Gesu Nuovo: Consecrated by the Jesuits in 1601this is a rather unique church in Naples.
The facade is fascinating. It looks unfinished, as if it is lacking a pediment. The giant c-scrolls in piperno stone seem prepared to support something a little more grand than nothing. The strange pyramidal ashlar work on the facade is, well strange, compared to the fluid and flamboyant architecture that abounds in Naples. The stone is very dark and gives the building a prison like air. If it were not of the three marble trimmed baroque portals and the same number of marble trimmed baroque windows inserted into the facade it would be exceedingly bleak. The central portal is quite a work of art with only two cherubs and two reclining figures, and a cartouche and some scroll work and some bass reliefs.
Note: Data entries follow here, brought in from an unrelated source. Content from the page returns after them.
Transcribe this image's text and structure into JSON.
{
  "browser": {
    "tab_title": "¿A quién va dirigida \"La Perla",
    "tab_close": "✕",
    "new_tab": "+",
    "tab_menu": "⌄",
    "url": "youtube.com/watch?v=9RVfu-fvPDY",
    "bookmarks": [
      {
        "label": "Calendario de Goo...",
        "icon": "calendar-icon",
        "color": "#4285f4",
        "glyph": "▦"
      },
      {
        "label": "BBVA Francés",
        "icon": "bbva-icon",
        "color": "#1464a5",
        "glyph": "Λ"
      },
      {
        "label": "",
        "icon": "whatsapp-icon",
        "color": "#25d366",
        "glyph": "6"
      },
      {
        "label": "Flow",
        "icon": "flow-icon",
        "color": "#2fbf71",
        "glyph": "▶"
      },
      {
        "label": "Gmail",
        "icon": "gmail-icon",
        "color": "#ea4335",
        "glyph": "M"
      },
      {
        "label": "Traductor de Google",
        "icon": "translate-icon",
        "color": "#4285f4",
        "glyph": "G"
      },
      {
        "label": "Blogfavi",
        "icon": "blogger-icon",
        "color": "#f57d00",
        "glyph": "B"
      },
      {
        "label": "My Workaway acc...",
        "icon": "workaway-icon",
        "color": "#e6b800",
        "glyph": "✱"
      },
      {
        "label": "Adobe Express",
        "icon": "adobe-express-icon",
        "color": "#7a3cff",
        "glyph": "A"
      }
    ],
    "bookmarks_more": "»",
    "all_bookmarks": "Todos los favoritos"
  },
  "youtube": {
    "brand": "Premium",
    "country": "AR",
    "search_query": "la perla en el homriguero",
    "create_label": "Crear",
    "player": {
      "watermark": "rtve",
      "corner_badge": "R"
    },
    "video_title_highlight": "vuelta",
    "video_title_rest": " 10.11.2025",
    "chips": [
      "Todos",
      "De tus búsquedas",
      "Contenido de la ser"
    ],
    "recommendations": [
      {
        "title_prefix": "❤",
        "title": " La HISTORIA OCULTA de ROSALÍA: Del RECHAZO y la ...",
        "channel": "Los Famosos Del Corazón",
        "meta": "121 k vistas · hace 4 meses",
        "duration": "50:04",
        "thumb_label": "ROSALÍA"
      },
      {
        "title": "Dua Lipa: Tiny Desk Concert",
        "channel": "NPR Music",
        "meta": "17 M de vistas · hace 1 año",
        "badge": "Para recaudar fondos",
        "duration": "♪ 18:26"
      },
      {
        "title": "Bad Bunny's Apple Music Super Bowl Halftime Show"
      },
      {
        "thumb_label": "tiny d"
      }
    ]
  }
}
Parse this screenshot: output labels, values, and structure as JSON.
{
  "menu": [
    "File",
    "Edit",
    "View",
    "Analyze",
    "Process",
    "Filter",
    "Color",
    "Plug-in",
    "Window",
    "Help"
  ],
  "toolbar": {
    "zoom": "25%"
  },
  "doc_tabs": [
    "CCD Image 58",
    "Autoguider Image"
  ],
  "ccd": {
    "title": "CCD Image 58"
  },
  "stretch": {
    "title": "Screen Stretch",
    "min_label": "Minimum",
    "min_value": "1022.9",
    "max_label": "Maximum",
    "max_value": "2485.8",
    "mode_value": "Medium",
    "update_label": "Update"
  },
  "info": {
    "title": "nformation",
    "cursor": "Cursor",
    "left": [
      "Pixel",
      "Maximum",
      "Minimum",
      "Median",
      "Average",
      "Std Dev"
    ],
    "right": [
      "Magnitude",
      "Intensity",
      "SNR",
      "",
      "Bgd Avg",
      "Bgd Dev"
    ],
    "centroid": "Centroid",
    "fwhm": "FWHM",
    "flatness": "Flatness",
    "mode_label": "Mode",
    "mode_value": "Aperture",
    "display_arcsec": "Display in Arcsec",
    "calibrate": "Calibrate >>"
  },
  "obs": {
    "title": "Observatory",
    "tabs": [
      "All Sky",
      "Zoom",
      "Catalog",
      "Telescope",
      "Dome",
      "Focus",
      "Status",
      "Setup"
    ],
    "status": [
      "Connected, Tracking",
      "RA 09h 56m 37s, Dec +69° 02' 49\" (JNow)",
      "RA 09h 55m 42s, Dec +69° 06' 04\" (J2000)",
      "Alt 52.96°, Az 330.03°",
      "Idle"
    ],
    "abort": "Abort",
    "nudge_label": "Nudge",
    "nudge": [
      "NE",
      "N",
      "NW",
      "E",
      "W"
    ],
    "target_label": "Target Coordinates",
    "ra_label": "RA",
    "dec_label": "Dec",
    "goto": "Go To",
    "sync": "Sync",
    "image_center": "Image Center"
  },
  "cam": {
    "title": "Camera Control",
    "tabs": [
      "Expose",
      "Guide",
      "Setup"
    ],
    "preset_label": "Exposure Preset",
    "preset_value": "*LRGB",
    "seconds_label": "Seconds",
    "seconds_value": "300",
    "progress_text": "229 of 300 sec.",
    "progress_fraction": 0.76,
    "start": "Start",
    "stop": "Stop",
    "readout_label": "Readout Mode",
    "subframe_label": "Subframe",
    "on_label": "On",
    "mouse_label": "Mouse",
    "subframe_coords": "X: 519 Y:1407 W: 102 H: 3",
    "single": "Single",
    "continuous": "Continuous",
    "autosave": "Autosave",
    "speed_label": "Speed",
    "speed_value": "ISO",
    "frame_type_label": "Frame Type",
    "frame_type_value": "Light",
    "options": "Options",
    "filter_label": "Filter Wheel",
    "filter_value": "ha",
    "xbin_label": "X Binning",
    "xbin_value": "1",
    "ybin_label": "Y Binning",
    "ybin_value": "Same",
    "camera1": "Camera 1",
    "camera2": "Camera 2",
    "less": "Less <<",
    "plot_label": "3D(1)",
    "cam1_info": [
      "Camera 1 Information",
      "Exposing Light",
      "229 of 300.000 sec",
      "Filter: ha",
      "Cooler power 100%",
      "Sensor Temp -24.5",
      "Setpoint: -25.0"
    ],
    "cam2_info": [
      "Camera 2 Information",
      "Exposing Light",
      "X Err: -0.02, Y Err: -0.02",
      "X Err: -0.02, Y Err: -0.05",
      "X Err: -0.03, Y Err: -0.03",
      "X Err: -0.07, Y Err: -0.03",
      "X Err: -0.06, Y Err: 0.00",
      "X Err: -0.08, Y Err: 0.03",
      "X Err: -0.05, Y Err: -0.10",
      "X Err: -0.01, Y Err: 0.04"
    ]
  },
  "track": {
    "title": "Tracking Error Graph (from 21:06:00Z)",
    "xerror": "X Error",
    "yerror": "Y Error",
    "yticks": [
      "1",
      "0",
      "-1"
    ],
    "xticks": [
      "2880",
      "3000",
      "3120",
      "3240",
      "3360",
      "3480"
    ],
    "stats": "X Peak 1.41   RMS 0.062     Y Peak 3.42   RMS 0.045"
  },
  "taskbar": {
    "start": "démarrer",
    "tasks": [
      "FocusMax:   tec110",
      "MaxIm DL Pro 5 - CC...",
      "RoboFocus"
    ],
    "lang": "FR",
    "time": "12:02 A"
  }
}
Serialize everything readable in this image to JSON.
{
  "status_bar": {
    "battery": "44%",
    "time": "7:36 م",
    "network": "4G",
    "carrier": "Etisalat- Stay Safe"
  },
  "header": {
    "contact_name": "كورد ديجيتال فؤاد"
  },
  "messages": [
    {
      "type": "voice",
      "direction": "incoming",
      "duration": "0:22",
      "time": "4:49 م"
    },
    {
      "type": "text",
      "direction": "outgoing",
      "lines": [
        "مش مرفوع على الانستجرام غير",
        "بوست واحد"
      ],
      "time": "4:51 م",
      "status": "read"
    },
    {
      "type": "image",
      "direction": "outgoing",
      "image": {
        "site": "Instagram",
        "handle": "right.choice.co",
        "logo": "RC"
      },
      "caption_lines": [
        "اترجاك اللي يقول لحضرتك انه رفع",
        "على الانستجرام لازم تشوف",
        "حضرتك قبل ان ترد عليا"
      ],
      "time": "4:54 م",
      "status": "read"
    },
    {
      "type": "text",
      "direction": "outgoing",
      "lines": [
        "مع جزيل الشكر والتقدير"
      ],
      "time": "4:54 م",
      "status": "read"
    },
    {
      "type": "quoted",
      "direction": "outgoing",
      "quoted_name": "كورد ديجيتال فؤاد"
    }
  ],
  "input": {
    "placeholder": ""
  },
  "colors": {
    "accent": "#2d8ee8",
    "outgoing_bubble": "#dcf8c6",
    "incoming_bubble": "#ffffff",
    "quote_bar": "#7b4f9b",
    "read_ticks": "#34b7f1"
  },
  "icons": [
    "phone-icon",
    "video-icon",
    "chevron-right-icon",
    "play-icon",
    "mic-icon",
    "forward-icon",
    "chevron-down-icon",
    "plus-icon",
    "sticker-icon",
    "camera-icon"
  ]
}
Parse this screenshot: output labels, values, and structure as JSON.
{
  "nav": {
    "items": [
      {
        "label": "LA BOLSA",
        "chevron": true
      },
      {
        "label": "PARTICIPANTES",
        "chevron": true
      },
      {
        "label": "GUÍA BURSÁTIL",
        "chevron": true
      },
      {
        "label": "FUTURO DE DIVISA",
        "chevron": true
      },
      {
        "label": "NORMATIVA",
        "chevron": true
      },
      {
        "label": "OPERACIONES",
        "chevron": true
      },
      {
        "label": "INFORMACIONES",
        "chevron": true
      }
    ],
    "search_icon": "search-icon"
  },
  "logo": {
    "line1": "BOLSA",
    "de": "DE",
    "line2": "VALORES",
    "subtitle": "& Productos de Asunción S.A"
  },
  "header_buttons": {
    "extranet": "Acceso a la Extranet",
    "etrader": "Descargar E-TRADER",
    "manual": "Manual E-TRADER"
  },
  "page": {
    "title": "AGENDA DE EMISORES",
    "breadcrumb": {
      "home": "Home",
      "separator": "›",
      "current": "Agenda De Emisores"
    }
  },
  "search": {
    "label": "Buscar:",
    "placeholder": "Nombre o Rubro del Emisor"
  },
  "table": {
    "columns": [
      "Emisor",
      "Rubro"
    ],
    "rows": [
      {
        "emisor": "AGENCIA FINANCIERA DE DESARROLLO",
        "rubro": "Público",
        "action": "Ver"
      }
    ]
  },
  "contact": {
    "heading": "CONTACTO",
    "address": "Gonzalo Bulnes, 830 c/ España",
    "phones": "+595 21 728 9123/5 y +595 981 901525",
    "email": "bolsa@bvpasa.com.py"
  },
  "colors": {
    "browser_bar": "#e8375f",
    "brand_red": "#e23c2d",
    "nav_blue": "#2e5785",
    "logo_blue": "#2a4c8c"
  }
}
The strange apperance is apparently from the fact that the church was built
as a palace in the fourteenth century. Not sure exactly how it became a church. But I think that anything left in Naples for long enough will become a church.
On an interesting note, we saw a palace in Rome that had very similar
pyramidal ashlar work and the Faceted Palace at the Kremlin in Moscow (designed
around the same time by an Italian architect) has much the same finish. I remember reading when I was there that the architects that had worked on the Kermlin had come from Italy. It is very possible that they had seen this building.